Au vers 3, qui est construit sur une inversion, est indiquée l’indépendance prise par le roi à l’égard de ses «précepteurs», des maîtres qu’il eut dès l’enfance, dont sont rejetés non seulement l’enseignement mais aussi l'obséquiosité, car il est indifférent à l'étiquette de la cour, comme en exil dans son palais. Voilà qu’il est inscrit dans une scénographie où différents personnages illustrent son rapport à autrui.

Au début du vers 4, ce qui lui donne du retentisement, l’action du roi est enfin indiquée. Toutefois, le verbe «s’ennuie» est en fait un déni de l’action. Et cet énorme ennui fait que, s’il est dégoûté des relations avec les humains (peut-être désignés par «autres bêtes»), il ne trouve pas plus de réconfort dans la compagnie d’animaux familiers.
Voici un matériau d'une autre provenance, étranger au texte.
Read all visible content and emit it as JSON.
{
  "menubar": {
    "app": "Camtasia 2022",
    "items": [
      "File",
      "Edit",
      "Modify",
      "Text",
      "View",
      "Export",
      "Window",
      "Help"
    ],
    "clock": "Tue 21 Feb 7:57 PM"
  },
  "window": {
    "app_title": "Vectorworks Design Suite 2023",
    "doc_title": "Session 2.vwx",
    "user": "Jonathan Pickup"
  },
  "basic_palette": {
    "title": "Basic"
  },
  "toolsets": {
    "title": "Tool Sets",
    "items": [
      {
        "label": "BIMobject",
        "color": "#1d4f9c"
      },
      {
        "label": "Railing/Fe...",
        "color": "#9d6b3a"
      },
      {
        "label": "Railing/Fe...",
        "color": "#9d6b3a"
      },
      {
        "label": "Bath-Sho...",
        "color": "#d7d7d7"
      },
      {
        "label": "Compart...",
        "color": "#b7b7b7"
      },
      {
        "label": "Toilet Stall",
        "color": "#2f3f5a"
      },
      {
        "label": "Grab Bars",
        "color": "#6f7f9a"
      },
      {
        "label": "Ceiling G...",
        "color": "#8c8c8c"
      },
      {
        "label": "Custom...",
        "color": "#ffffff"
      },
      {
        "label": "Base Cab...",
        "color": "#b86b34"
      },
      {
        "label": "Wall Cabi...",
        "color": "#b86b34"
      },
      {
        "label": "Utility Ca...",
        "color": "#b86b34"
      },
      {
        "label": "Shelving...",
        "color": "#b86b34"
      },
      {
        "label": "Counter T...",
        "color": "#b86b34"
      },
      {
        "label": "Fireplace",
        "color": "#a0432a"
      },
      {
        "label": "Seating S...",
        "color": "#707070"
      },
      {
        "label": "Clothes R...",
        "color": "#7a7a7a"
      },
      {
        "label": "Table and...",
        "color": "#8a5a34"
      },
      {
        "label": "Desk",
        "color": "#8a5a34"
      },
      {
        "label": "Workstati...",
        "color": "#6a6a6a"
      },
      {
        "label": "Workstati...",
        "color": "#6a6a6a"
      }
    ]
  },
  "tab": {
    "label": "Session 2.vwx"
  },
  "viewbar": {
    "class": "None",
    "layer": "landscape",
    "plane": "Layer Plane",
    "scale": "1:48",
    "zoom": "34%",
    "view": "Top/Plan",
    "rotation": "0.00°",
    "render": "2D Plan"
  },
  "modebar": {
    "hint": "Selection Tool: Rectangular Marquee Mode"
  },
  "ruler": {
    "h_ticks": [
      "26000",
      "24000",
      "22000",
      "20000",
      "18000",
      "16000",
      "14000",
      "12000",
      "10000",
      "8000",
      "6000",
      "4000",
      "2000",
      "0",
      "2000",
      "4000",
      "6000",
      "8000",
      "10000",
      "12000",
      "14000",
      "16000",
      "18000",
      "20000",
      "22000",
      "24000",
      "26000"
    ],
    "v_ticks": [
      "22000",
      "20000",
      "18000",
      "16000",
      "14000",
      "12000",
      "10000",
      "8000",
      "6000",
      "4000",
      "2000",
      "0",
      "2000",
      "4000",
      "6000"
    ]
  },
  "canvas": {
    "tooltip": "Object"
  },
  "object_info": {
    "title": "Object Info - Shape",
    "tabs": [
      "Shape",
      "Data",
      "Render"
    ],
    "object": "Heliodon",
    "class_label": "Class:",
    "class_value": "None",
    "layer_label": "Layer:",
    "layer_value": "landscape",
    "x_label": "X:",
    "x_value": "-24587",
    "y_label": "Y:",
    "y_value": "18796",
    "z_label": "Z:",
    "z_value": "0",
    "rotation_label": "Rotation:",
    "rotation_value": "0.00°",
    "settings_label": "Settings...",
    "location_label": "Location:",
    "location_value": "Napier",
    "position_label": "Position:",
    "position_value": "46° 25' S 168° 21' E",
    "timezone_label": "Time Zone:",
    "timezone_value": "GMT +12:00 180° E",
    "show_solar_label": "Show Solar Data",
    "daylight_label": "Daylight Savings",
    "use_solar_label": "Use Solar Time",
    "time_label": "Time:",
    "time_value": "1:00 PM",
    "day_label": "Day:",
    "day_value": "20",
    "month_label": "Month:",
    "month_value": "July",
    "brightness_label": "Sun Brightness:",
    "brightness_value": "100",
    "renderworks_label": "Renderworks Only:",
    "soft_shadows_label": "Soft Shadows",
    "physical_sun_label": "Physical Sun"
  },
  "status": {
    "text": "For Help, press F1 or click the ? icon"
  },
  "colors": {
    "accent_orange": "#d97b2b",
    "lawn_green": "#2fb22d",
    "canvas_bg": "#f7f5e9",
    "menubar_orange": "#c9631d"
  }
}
Au vers 5, retentit la formulation catégorique : «Rien ne peut l'égayer» (or, comme le remarqua Pascal dans ses ‘’Pensées’’ : «Un roi sans divertissement est un homme plein de misère»), et commencent les négations réitérées, «ni», «ni», «ni», «ne […] plus» (cette dernière formulation indiquant que l'ennui n’est apparu qu’à un certain moment au cours de sa vie) qui martèlent l’idée qu’aucun des divertissements royaux ne distrait le roi :

- Ni la chasse, loisir préféré des rois de France, implicité dans «ni gibier, ni faucon», ce dernier mot faisant du personnage un roi médiéval.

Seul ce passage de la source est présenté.